Data Prep Ops: The Missing Piece of the ML Lifecycle Puzzle
The 2010s will likely be remembered as the decade when 60 years of ML research finally blossomed into a long awaited surge in real-life AI applications. Nonetheless, our delay in standardizing and establishing what we now call the ML lifecycle as an inherent part of the development of ML applications brought us yet again eerily close to another AI Winter.
And still, in spite of a recent boom in better ML Ops tools to make the deployment and management of ML models in production easier, the alarming number of industry leaders complaining about the disappointing ROI of their AI initiatives shows that we are definitely not out of the woods yet. So how come that all those recent trailblazing developments in both hardware and ML research still fail to give us mainstream autonomous driving and so much more? What are we doing wrong?
In her talk, Jennifer will dig into how the deficit of attention from experts to one of the most critical areas of the ML lifecycle – that of data collection and preparation – is the likely cause for a still highly dysfunctional ML lifecycle.

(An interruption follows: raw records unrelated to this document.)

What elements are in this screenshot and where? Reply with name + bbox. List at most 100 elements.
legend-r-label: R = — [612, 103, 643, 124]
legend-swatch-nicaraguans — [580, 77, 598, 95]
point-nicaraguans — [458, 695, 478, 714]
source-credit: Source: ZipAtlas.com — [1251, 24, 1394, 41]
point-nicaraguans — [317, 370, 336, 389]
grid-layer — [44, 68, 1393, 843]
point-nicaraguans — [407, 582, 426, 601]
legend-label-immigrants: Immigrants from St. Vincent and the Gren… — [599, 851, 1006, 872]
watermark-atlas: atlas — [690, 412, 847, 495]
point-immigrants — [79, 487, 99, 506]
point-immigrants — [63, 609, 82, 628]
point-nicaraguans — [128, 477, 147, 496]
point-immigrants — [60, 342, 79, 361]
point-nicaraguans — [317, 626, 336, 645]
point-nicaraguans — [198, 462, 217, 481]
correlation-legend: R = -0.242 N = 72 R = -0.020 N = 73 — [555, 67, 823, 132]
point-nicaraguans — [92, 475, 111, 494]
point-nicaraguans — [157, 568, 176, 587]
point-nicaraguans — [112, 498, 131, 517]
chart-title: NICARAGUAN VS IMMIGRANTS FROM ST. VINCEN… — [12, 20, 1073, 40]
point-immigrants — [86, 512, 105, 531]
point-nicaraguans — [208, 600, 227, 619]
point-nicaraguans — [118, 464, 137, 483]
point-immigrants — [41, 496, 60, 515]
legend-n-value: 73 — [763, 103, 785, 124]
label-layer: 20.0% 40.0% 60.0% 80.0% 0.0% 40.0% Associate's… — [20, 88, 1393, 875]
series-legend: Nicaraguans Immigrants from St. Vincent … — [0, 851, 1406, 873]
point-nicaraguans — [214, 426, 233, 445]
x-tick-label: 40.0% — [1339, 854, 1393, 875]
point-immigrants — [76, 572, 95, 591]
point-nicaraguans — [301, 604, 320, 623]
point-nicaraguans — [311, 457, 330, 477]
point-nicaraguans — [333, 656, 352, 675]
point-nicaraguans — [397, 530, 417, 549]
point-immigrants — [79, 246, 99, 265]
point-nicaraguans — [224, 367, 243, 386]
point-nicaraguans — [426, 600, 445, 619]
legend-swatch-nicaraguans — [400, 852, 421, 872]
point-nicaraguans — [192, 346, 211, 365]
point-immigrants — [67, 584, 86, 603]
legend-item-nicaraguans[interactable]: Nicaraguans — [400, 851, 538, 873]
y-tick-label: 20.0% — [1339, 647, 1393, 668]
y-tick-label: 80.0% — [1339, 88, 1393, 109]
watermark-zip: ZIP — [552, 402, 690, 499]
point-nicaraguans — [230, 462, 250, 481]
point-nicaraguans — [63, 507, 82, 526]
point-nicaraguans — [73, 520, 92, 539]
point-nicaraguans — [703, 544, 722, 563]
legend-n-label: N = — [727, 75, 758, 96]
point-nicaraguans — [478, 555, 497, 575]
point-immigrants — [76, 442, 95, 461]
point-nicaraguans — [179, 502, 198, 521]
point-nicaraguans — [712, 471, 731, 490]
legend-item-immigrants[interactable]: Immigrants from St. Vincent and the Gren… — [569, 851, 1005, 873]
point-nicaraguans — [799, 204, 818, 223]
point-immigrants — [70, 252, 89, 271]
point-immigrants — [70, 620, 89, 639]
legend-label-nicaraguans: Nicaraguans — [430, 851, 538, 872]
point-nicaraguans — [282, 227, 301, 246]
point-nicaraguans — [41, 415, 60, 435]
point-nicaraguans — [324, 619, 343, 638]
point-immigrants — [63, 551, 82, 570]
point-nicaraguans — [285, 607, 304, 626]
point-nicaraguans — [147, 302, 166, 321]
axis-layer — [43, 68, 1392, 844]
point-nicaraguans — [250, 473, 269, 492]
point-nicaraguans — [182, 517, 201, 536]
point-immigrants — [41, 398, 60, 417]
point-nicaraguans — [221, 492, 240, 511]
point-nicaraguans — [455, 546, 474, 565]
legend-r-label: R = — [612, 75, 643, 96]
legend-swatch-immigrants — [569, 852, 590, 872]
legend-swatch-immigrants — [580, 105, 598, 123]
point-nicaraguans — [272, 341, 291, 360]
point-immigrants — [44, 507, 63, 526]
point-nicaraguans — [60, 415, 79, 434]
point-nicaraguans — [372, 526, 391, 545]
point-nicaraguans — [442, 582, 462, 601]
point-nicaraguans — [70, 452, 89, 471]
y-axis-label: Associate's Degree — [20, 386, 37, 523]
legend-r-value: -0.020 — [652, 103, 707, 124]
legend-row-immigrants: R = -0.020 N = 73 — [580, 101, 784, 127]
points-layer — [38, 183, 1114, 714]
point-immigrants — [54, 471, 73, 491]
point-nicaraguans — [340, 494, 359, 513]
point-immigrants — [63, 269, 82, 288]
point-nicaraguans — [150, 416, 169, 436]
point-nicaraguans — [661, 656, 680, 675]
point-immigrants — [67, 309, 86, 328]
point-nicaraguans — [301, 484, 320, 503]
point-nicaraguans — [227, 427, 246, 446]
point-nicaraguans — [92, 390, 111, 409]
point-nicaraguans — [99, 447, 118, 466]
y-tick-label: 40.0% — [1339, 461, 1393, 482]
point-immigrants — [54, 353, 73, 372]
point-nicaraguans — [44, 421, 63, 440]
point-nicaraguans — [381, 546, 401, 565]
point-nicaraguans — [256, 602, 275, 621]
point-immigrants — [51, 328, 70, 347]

According to her, while general wisdom acknowledges that high quality training data is necessary to build better models, the lack of a formal definition of what constitutes a good dataset – or rather, the right dataset for the task – is the main bottleneck impeding the universal adoption of AI. She will explain how the concept of what she calls, “Data Prep Ops‚” can change the game, and how to better incorporate concepts such as active learning, human-in-the-loop ML and strategic data collection as integral parts of the ML lifecycle.